Louis Generes III didn't accept the official calculation of his Road Home rebuilding grant, but he was willing to follow the program's rules for mounting a challenge.
Apparently that was a big mistake. Fourteen months after Generes, a Metairie resident, complained about his damage estimate to the Road Home's "dispute resolution" team, not even state officials in charge of the program believe that the once-mandatory informal appeals process has worked. The Louisiana Recovery Authority has scrapped it and is expected to announce a revamped appeals system this month.
But that effort still leaves homeowners like Generes -- whose cases were never classified as formal appeals -- in a sort of recovery purgatory, unsure when, or whether, they will get any relief.
"It's a merry-go-round and I think it's a crying shame," said Generes, 80, a retired former superintendent of the Archdiocese of New Orleans school system who spent a half-century in parochial and public education. "I would never treat a student or parent the way they've treated us."
--- Resolution black hole ---
Scrambling to reach benchmarks for handing out awards, Road Home in the past encouraged disgruntled applicants to take smaller grants and use an informal dispute resolution process to seek additional money they think they qualify for.

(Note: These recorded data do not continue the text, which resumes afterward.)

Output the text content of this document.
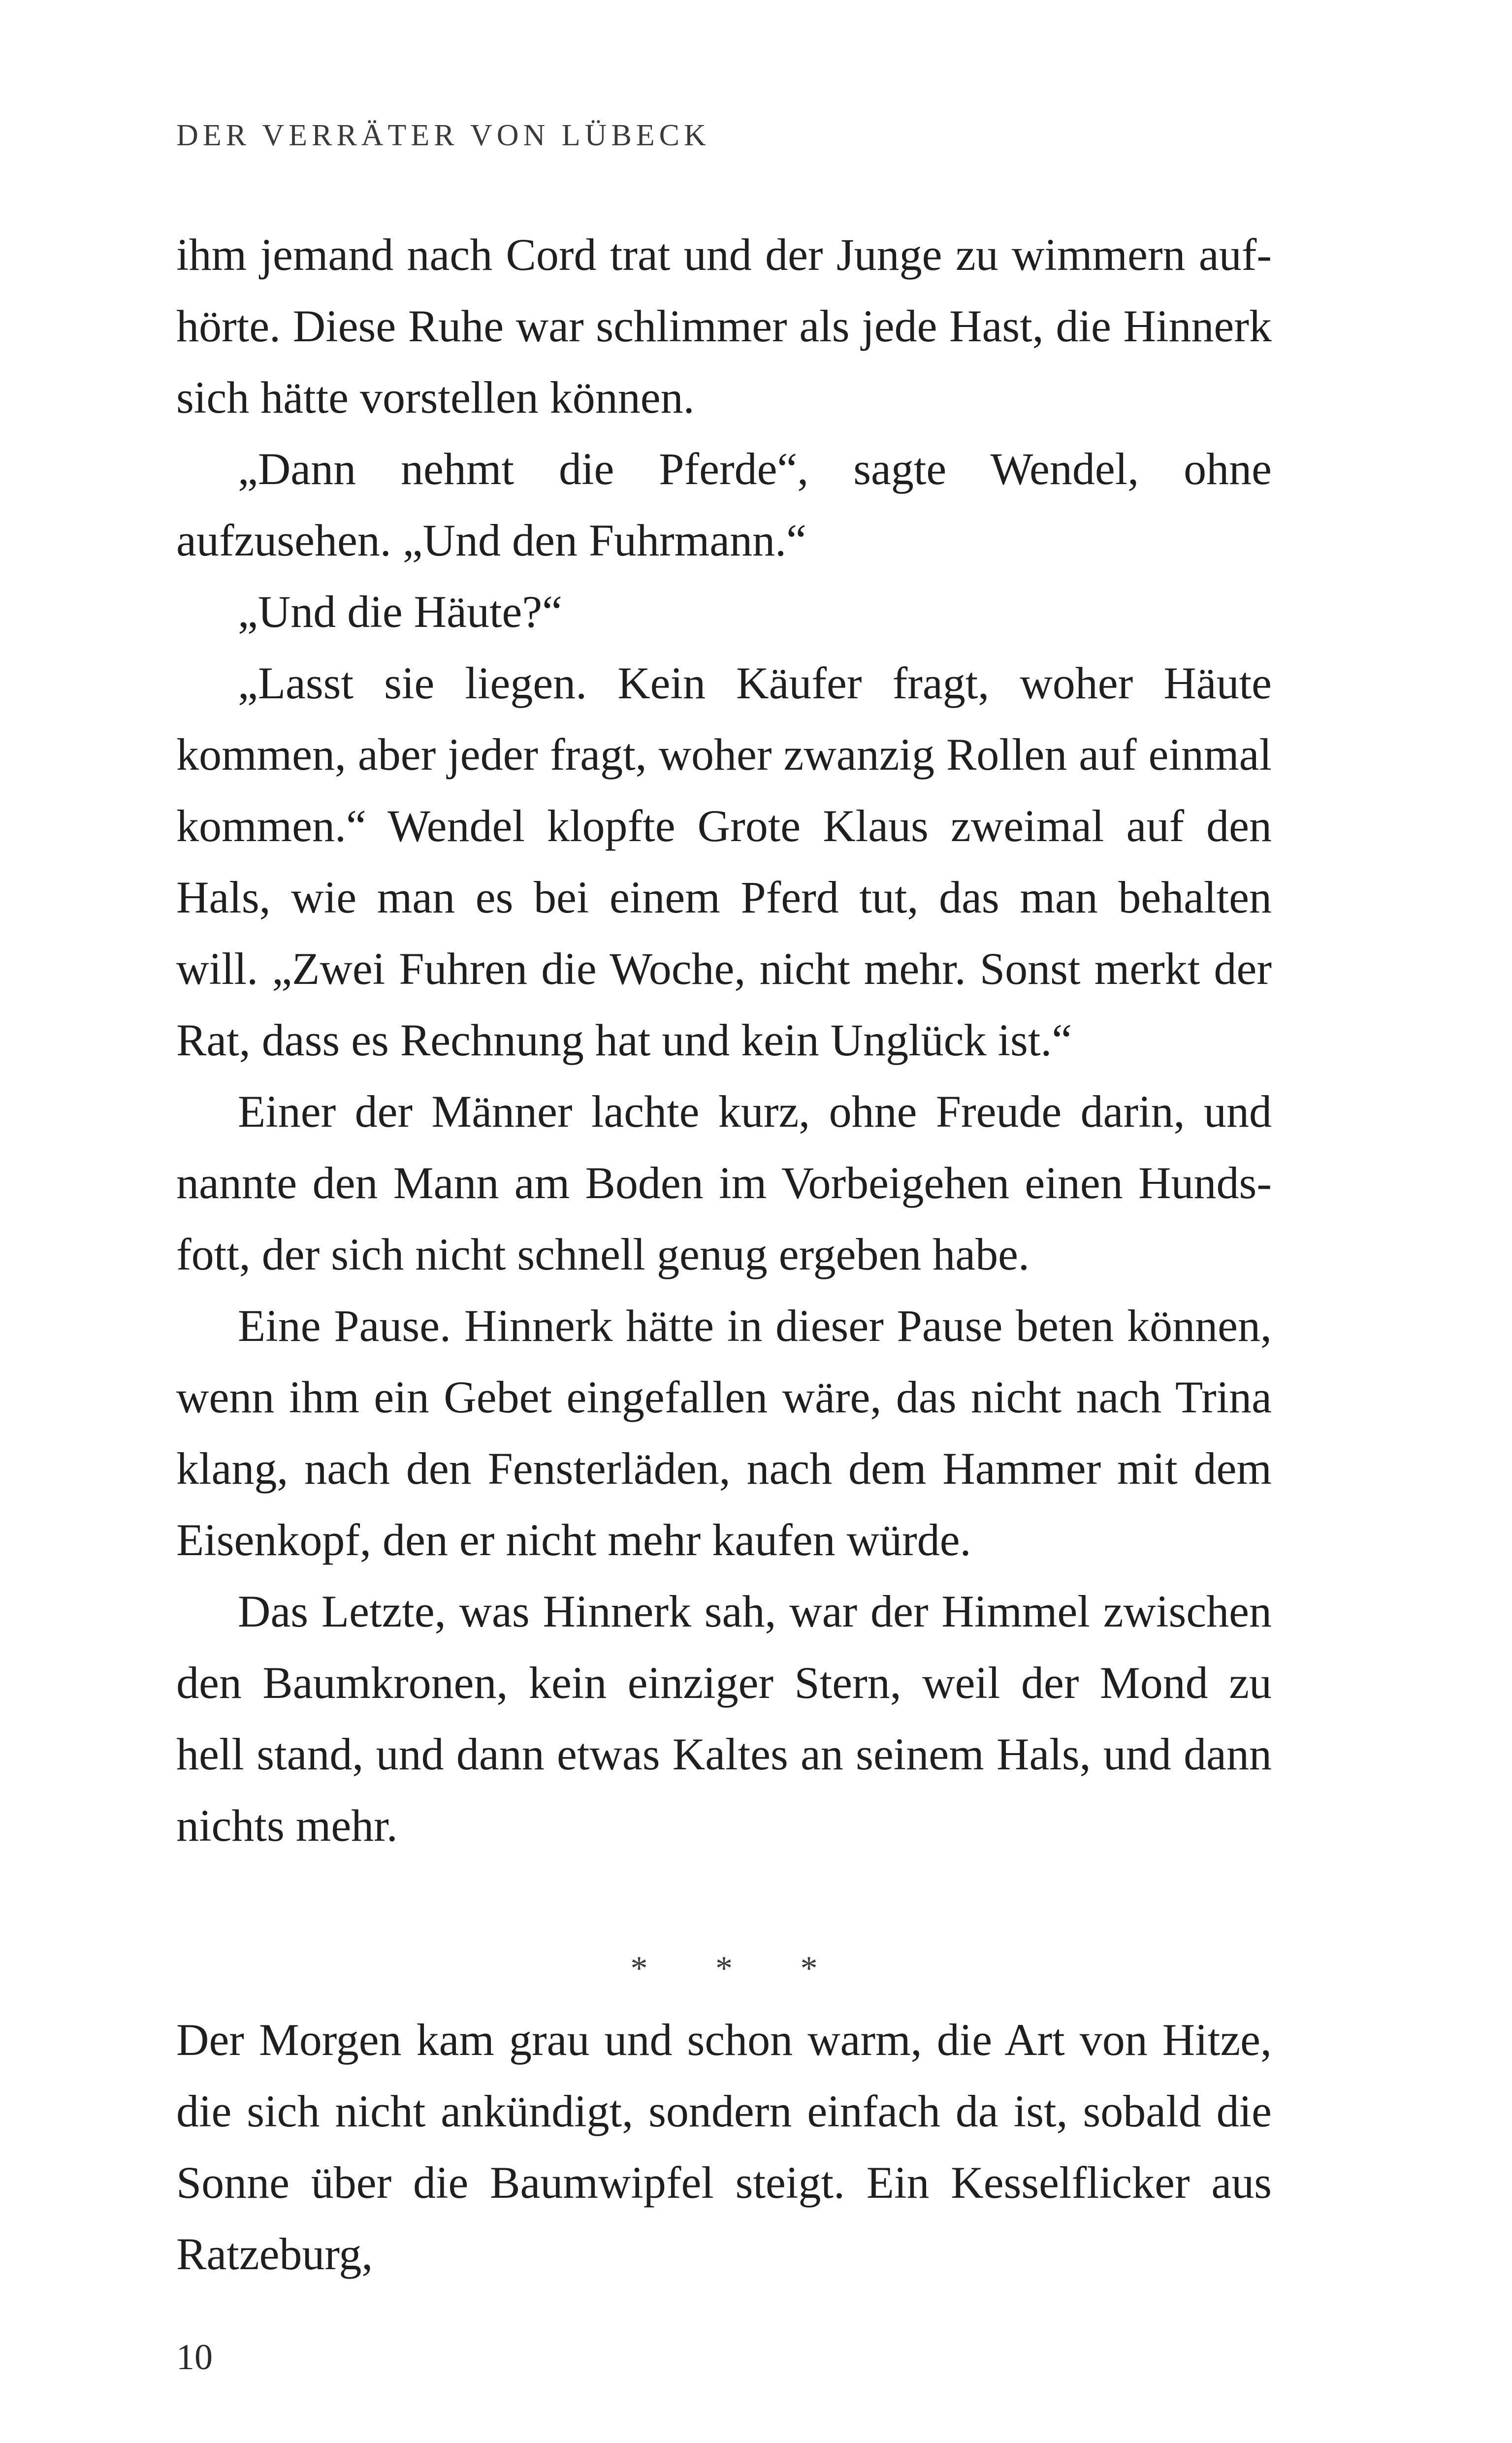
DER VERRÄTER VON LÜBECK

ihm jemand nach Cord trat und der Junge zu wimmern aufhörte. Diese Ruhe war schlimmer als jede Hast, die Hinnerk sich hätte vorstellen können.

„Dann nehmt die Pferde“, sagte Wendel, ohne aufzusehen. „Und den Fuhrmann.“

„Und die Häute?“

„Lasst sie liegen. Kein Käufer fragt, woher Häute kommen, aber jeder fragt, woher zwanzig Rollen auf einmal kommen.“ Wendel klopfte Grote Klaus zweimal auf den Hals, wie man es bei einem Pferd tut, das man behalten will. „Zwei Fuhren die Woche, nicht mehr. Sonst merkt der Rat, dass es Rechnung hat und kein Unglück ist.“

Einer der Männer lachte kurz, ohne Freude darin, und nannte den Mann am Boden im Vorbeigehen einen Hundsfott, der sich nicht schnell genug ergeben habe.

Eine Pause. Hinnerk hätte in dieser Pause beten können, wenn ihm ein Gebet eingefallen wäre, das nicht nach Trina klang, nach den Fensterläden, nach dem Hammer mit dem Eisenkopf, den er nicht mehr kaufen würde.

Das Letzte, was Hinnerk sah, war der Himmel zwischen den Baumkronen, kein einziger Stern, weil der Mond zu hell stand, und dann etwas Kaltes an seinem Hals, und dann nichts mehr.

* * *

Der Morgen kam grau und schon warm, die Art von Hitze, die sich nicht ankündigt, sondern einfach da ist, sobald die Sonne über die Baumwipfel steigt. Ein Kesselflicker aus Ratzeburg,

10
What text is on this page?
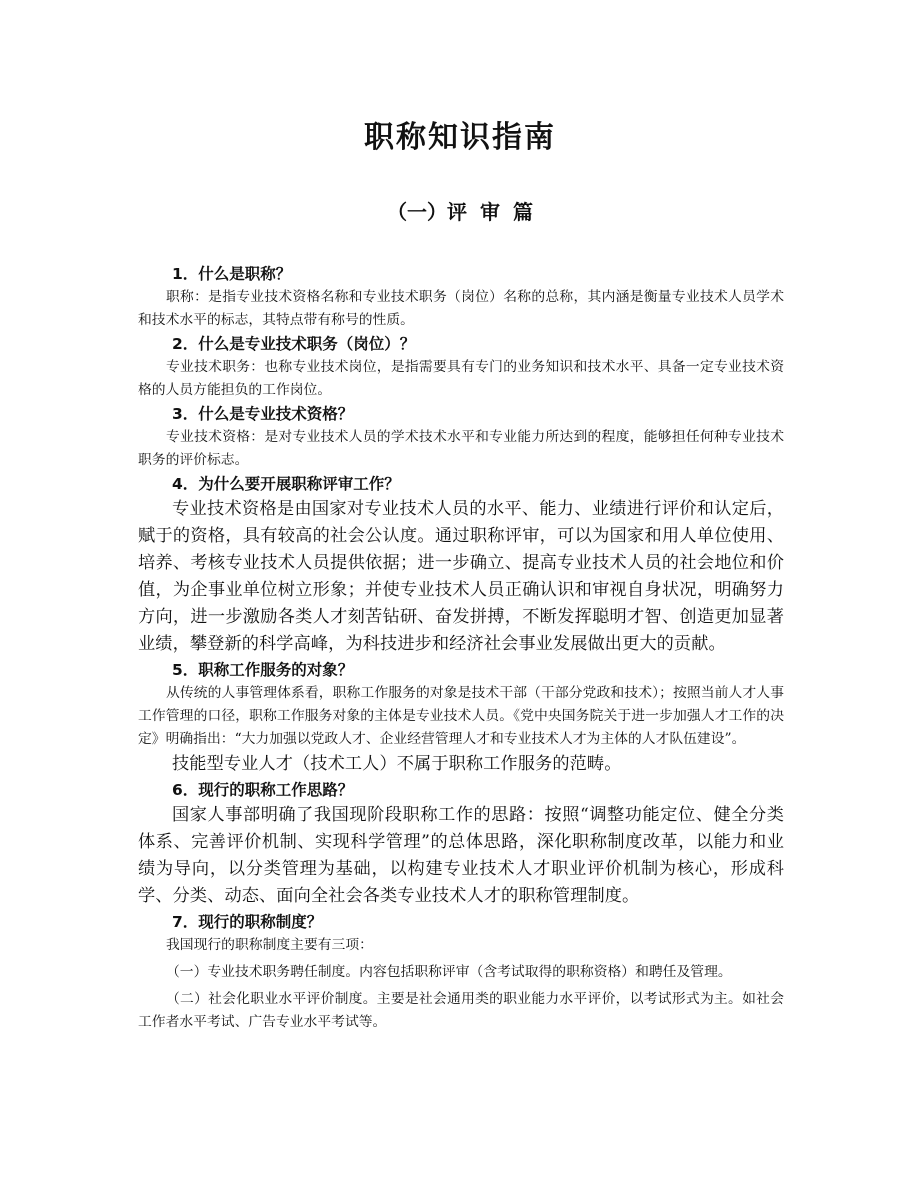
职称知识指南
（一）评 审 篇

1．什么是职称？

职称：是指专业技术资格名称和专业技术职务（岗位）名称的总称，其内涵是衡量专业技术人员学术和技术水平的标志，其特点带有称号的性质。

2．什么是专业技术职务（岗位）？

专业技术职务：也称专业技术岗位，是指需要具有专门的业务知识和技术水平、具备一定专业技术资格的人员方能担负的工作岗位。

3．什么是专业技术资格？

专业技术资格：是对专业技术人员的学术技术水平和专业能力所达到的程度，能够担任何种专业技术职务的评价标志。

4．为什么要开展职称评审工作？

专业技术资格是由国家对专业技术人员的水平、能力、业绩进行评价和认定后，赋于的资格，具有较高的社会公认度。通过职称评审，可以为国家和用人单位使用、培养、考核专业技术人员提供依据；进一步确立、提高专业技术人员的社会地位和价值，为企事业单位树立形象；并使专业技术人员正确认识和审视自身状况，明确努力方向，进一步激励各类人才刻苦钻研、奋发拼搏，不断发挥聪明才智、创造更加显著业绩，攀登新的科学高峰，为科技进步和经济社会事业发展做出更大的贡献。

5．职称工作服务的对象？

从传统的人事管理体系看，职称工作服务的对象是技术干部（干部分党政和技术）；按照当前人才人事工作管理的口径，职称工作服务对象的主体是专业技术人员。《党中央国务院关于进一步加强人才工作的决定》明确指出：“大力加强以党政人才、企业经营管理人才和专业技术人才为主体的人才队伍建设”。

技能型专业人才（技术工人）不属于职称工作服务的范畴。

6．现行的职称工作思路？

国家人事部明确了我国现阶段职称工作的思路：按照“调整功能定位、健全分类体系、完善评价机制、实现科学管理”的总体思路，深化职称制度改革，以能力和业绩为导向，以分类管理为基础，以构建专业技术人才职业评价机制为核心，形成科学、分类、动态、面向全社会各类专业技术人才的职称管理制度。

7．现行的职称制度？

我国现行的职称制度主要有三项：

（一）专业技术职务聘任制度。内容包括职称评审（含考试取得的职称资格）和聘任及管理。

（二）社会化职业水平评价制度。主要是社会通用类的职业能力水平评价，以考试形式为主。如社会工作者水平考试、广告专业水平考试等。
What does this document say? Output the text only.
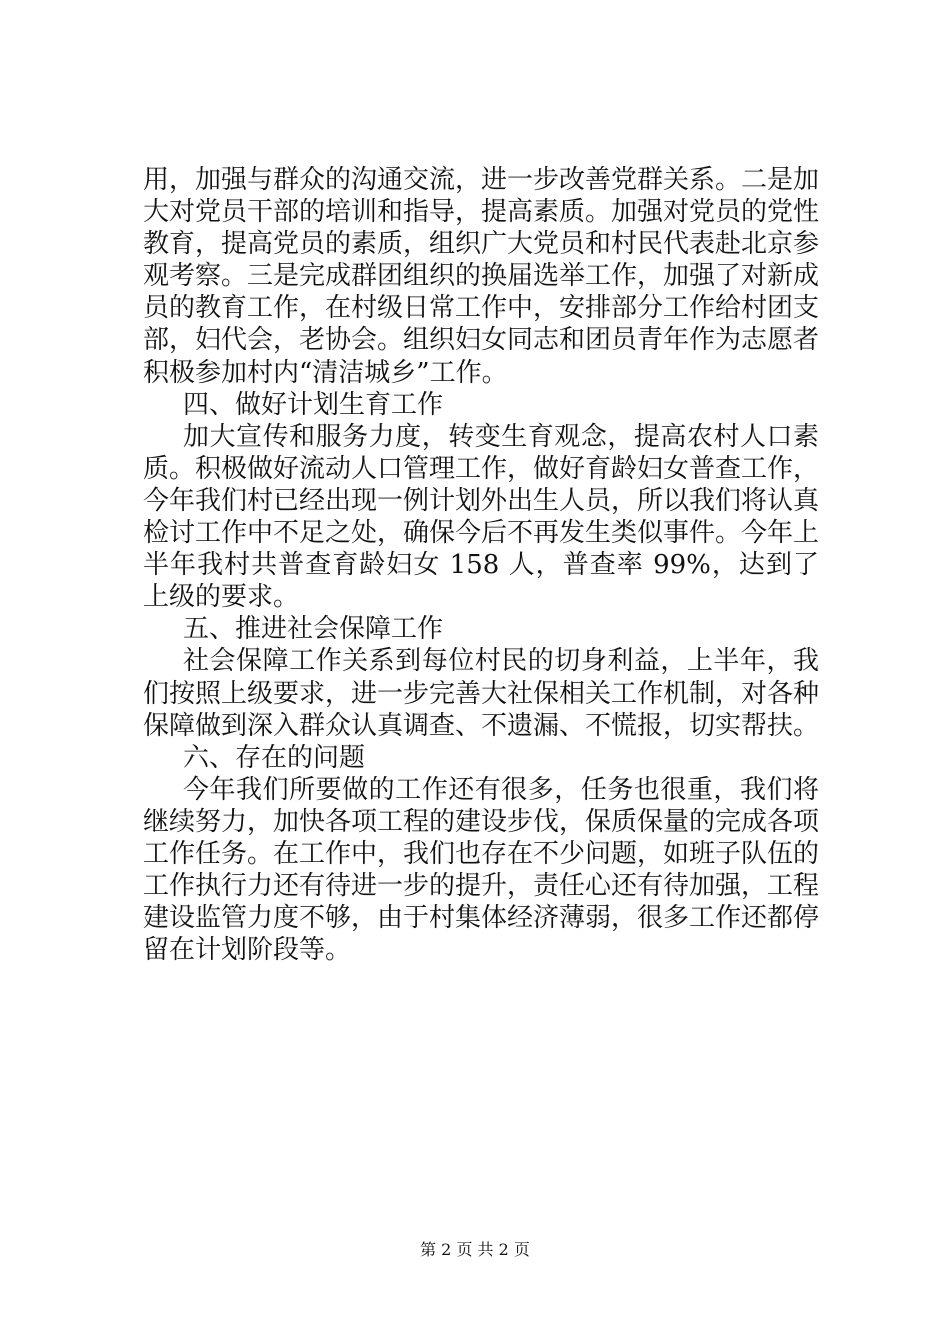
用，加强与群众的沟通交流，进一步改善党群关系。二是加大对党员干部的培训和指导，提高素质。加强对党员的党性教育，提高党员的素质，组织广大党员和村民代表赴北京参观考察。三是完成群团组织的换届选举工作，加强了对新成员的教育工作，在村级日常工作中，安排部分工作给村团支部，妇代会，老协会。组织妇女同志和团员青年作为志愿者积极参加村内“清洁城乡”工作。

四、做好计划生育工作

加大宣传和服务力度，转变生育观念，提高农村人口素质。积极做好流动人口管理工作，做好育龄妇女普查工作，今年我们村已经出现一例计划外出生人员，所以我们将认真检讨工作中不足之处，确保今后不再发生类似事件。今年上半年我村共普查育龄妇女 158 人，普查率 99%，达到了上级的要求。

五、推进社会保障工作

社会保障工作关系到每位村民的切身利益，上半年，我们按照上级要求，进一步完善大社保相关工作机制，对各种保障做到深入群众认真调查、不遗漏、不慌报，切实帮扶。

六、存在的问题

今年我们所要做的工作还有很多，任务也很重，我们将继续努力，加快各项工程的建设步伐，保质保量的完成各项工作任务。在工作中，我们也存在不少问题，如班子队伍的工作执行力还有待进一步的提升，责任心还有待加强，工程建设监管力度不够，由于村集体经济薄弱，很多工作还都停留在计划阶段等。

第 2 页 共 2 页
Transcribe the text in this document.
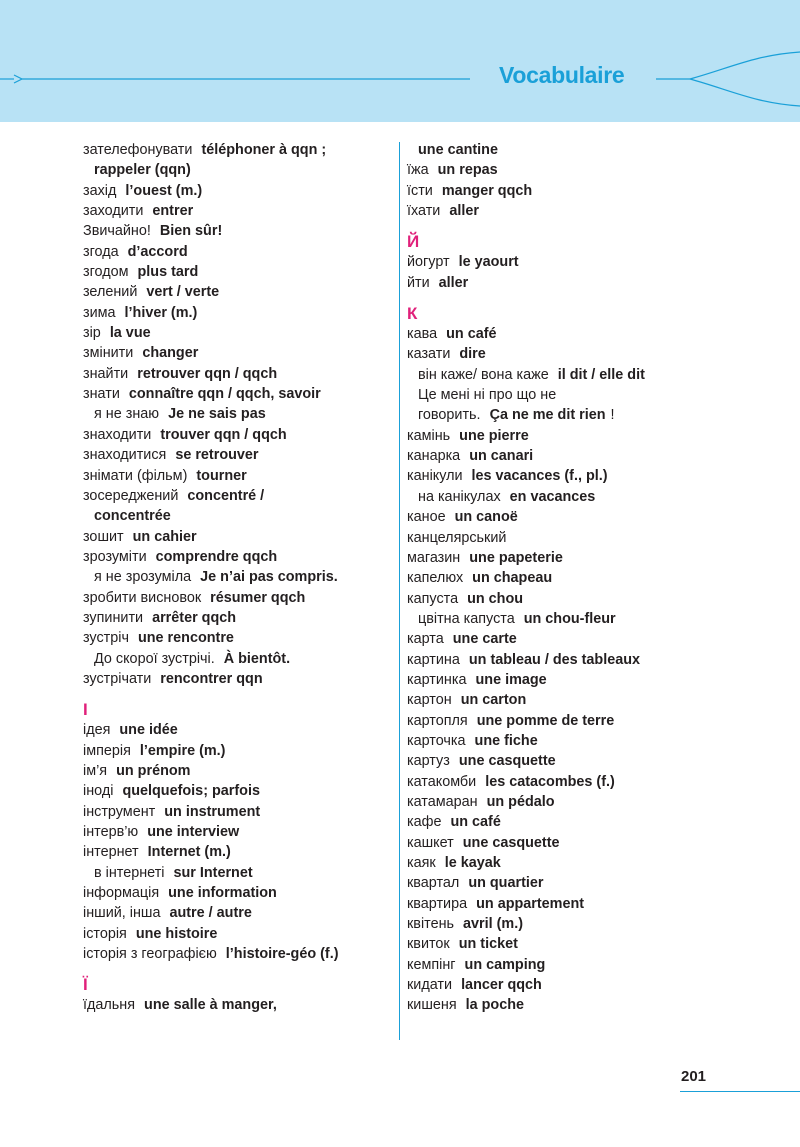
Vocabulaire
зателефонувати téléphoner à qqn ;
rappeler (qqn)
захід l’ouest (m.)
заходити entrer
Звичайно! Bien sûr!
згода d’accord
згодом plus tard
зелений vert / verte
зима l’hiver (m.)
зір la vue
змінити changer
знайти retrouver qqn / qqch
знати connaître qqn / qqch, savoir
я не знаю Je ne sais pas
знаходити trouver qqn / qqch
знаходитися se retrouver
знімати (фільм) tourner
зосереджений concentré /
concentrée
зошит un cahier
зрозуміти comprendre qqch
я не зрозуміла Je n’ai pas compris.
зробити висновок résumer qqch
зупинити arrêter qqch
зустріч une rencontre
До скорої зустрічі. À bientôt.
зустрічати rencontrer qqn
І
ідея une idée
імперія l’empire (m.)
ім’я un prénom
іноді quelquefois; parfois
інструмент un instrument
інтерв’ю une interview
інтернет Internet (m.)
в інтернеті sur Internet
інформація une information
інший, інша autre / autre
історія une histoire
історія з географією l’histoire-géo (f.)
Ї
їдальня une salle à manger,
une cantine
їжа un repas
їсти manger qqch
їхати aller
Й
йогурт le yaourt
йти aller
К
кава un café
казати dire
він каже/ вона каже il dit / elle dit
Це мені ні про що не
говорить. Ça ne me dit rien !
камінь une pierre
канарка un canari
канікули les vacances (f., pl.)
на канікулах en vacances
каное un canoë
канцелярський
магазин une papeterie
капелюх un chapeau
капуста un chou
цвітна капуста un chou-fleur
карта une carte
картина un tableau / des tableaux
картинка une image
картон un carton
картопля une pomme de terre
карточка une fiche
картуз une casquette
катакомби les catacombes (f.)
катамаран un pédalo
кафе un café
кашкет une casquette
каяк le kayak
квартал un quartier
квартира un appartement
квітень avril (m.)
квиток un ticket
кемпінг un camping
кидати lancer qqch
кишеня la poche
201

New rules, adopted in March, allow all applicants to formally appeal within 60 days of getting their first Road Home payment. But so far, there is nothing protecting those who fell into the resolution black hole and never got to file a formal appeal.
Paul Rainwater, executive director of the Louisiana Recovery Authority, said there's no need to fear, that anyone who was in dispute resolution for more than 60 days will go directly to appeals.
"We're going to find their file," he said. "We're committed to it. It's got to be 100 percent -- that's the only thing that would be acceptable."
It's been 373 days since Generes got a $20,000 grant that he believes is way too low. After a dozen face-to-face meetings with Road Home employees and numerous phone calls with no resolution, Generes is convinced the paperwork documenting his challenge has been lost. And he suspects there are many others "who have been given this run-around."
In fact, last July state auditors found at least 1,000 old dispute files that ICF International, the Road Home contractor, never reported to its overseers at the Louisiana Office of Community Development. Given the timing of his initial complaint, Generes could very well have been among them.
--- ICF deadline today ---
Rainwater said ICF has turned in files and made arguments hoping to avoid an $800,000 fine for mishandling resolution cases 10 months ago. ICF's deadline is today, but Rainwater said his team will need 21 days to review the company's claims.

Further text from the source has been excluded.